Is the pain shared fairly?

Friday 22nd October 2010, 3:00PM BST.

EARLIER in the year, ministers issued a discussion paper on taxation which might be introduced to complement the savings that they are promising to make through their wide-ranging review of public sector spending.
EARLIER in the year, ministers issued a discussion paper on taxation which might be introduced to complement the savings that they are promising to make through their wide-ranging review of public sector spending. The way in which the paper was presented made it quite apparent that certain measures were already clear favourites and that others were definite also-rans.

Anyone who took the trouble to study the discussion paper will not be surprised by the fiscal proposals in the draft Budget statement for 2011. The statement, made public today, together with expenditure proposals for 2012 and 2013, reveals that Treasury Minister Phillip Ozouf will be asking the States to approve a two per cent increase in GST to five per cent, plus the introduction of a two per cent levy on social security payments above the present ceiling for both employees and employers.

Against the background of promised cuts and promised tax increases, the Island has, for many months, been bracing itself for bad news. However, although the proposed measures are clearly an element of that bad news, Senator Ozouf will argue, with some justification, that it could be worse and that what is now on the table represents a fair way of helping to raise the sums that are necessary if future budgets are to be balanced. In the draft document, he also says that international businesses should be required to play its part through paying higher fees, a measure which would raise £3 million in additional revenues.

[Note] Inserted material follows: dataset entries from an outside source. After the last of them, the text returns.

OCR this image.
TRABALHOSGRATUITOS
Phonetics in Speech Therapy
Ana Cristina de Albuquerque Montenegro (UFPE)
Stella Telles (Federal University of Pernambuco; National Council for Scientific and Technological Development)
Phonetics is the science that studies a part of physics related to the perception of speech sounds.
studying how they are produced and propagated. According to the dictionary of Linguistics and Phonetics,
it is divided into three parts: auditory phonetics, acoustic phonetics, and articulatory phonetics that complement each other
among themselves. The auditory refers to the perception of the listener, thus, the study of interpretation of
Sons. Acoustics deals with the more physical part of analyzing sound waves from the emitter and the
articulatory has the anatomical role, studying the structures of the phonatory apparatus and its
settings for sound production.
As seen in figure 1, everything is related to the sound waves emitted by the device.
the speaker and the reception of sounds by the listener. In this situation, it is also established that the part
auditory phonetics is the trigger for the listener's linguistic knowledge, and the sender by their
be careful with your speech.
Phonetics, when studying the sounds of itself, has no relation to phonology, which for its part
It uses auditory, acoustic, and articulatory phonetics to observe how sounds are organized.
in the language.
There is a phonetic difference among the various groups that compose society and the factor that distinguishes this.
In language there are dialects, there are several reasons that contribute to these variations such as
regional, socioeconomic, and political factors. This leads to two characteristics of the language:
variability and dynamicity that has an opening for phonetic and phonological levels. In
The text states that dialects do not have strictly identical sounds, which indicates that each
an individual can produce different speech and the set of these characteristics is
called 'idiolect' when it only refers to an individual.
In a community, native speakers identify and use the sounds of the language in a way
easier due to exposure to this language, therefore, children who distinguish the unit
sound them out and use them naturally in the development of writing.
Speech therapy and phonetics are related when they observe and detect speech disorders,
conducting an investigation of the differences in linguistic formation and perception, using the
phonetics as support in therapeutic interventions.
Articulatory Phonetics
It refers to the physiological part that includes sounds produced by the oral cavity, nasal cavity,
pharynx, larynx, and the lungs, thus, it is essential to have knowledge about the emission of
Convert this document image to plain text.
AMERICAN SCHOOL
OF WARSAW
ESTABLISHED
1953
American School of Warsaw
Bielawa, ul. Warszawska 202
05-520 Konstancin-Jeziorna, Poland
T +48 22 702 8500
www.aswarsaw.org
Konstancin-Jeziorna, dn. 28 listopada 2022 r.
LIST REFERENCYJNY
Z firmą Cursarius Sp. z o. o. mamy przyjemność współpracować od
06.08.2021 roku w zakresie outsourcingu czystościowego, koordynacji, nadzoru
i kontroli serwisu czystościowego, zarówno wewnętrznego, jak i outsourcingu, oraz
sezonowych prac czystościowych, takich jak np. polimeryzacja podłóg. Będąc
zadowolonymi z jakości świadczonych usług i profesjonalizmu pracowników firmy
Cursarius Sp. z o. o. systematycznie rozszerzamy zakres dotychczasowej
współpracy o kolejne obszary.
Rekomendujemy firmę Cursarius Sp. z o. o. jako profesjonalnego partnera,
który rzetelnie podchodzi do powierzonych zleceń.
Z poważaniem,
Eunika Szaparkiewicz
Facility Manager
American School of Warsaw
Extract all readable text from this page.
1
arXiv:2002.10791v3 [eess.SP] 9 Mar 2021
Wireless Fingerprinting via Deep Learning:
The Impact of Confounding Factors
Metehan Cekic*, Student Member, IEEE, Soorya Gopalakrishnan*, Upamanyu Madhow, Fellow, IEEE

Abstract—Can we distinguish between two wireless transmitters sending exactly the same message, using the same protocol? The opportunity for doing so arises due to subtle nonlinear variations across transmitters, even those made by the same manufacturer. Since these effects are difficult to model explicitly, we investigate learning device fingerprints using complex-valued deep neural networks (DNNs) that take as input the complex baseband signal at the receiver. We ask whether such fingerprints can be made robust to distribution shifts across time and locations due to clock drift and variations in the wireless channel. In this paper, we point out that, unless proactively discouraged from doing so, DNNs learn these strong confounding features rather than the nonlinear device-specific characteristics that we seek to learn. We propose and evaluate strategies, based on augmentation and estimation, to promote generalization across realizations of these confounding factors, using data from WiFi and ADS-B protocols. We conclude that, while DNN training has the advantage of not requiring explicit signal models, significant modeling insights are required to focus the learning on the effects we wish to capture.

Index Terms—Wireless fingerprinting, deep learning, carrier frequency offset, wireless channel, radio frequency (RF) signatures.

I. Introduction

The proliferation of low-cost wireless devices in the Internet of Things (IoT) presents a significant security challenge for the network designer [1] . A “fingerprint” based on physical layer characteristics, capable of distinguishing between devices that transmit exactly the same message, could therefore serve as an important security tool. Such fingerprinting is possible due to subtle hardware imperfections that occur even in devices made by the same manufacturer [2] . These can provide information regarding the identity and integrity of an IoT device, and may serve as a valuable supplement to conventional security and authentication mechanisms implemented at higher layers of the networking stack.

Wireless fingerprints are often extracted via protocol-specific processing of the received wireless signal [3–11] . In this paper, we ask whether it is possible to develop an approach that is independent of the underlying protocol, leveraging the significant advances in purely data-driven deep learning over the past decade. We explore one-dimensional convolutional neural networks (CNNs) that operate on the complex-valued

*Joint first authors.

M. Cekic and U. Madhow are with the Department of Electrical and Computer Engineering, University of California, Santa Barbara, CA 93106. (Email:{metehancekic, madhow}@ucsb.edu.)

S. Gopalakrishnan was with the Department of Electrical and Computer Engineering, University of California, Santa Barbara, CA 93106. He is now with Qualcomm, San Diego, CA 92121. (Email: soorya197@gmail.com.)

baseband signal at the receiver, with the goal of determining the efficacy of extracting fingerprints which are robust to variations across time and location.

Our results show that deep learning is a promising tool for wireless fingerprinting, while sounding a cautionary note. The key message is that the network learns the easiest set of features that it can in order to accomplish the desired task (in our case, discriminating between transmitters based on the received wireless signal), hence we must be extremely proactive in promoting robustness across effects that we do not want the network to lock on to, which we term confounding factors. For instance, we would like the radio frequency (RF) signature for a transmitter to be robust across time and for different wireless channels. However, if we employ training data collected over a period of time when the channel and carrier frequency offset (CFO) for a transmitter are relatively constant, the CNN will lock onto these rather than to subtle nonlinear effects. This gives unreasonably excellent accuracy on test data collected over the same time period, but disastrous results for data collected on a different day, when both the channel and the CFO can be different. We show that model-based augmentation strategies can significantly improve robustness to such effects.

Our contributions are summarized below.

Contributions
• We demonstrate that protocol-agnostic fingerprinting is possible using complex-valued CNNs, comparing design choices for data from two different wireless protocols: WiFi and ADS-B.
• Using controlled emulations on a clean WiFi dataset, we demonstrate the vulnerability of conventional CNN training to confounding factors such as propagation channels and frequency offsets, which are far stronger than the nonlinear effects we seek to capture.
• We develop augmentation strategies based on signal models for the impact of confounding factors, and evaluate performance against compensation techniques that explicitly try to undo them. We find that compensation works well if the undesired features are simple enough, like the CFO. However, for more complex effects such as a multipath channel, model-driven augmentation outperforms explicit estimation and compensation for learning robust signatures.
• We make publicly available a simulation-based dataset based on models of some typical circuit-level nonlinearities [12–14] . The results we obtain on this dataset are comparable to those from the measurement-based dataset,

Unfortunately – at least from the Senator’s point of view – a great many Islanders will be far less sanguine about the proposed rise in GST and the proposed change in social security rules. Some might also wonder if the extra £3 million that it is proposed should be extracted from international businesses amounts to a sufficient levy from such a wealthy sector.

In the case of GST, there will be two concerns. The less well off, and those who consider the plight of the less well off, will be wondering if the promised ‘compensation’ will provide effective protection for those on low incomes. The additional two per cent will also be seen as only the thin end of the GST wedge.
The extra social security levy, meanwhile, will be a further blow to be endured by middle Jersey, that sector of the community which is already reeling under the growing pressure of 20 means 20 taxation.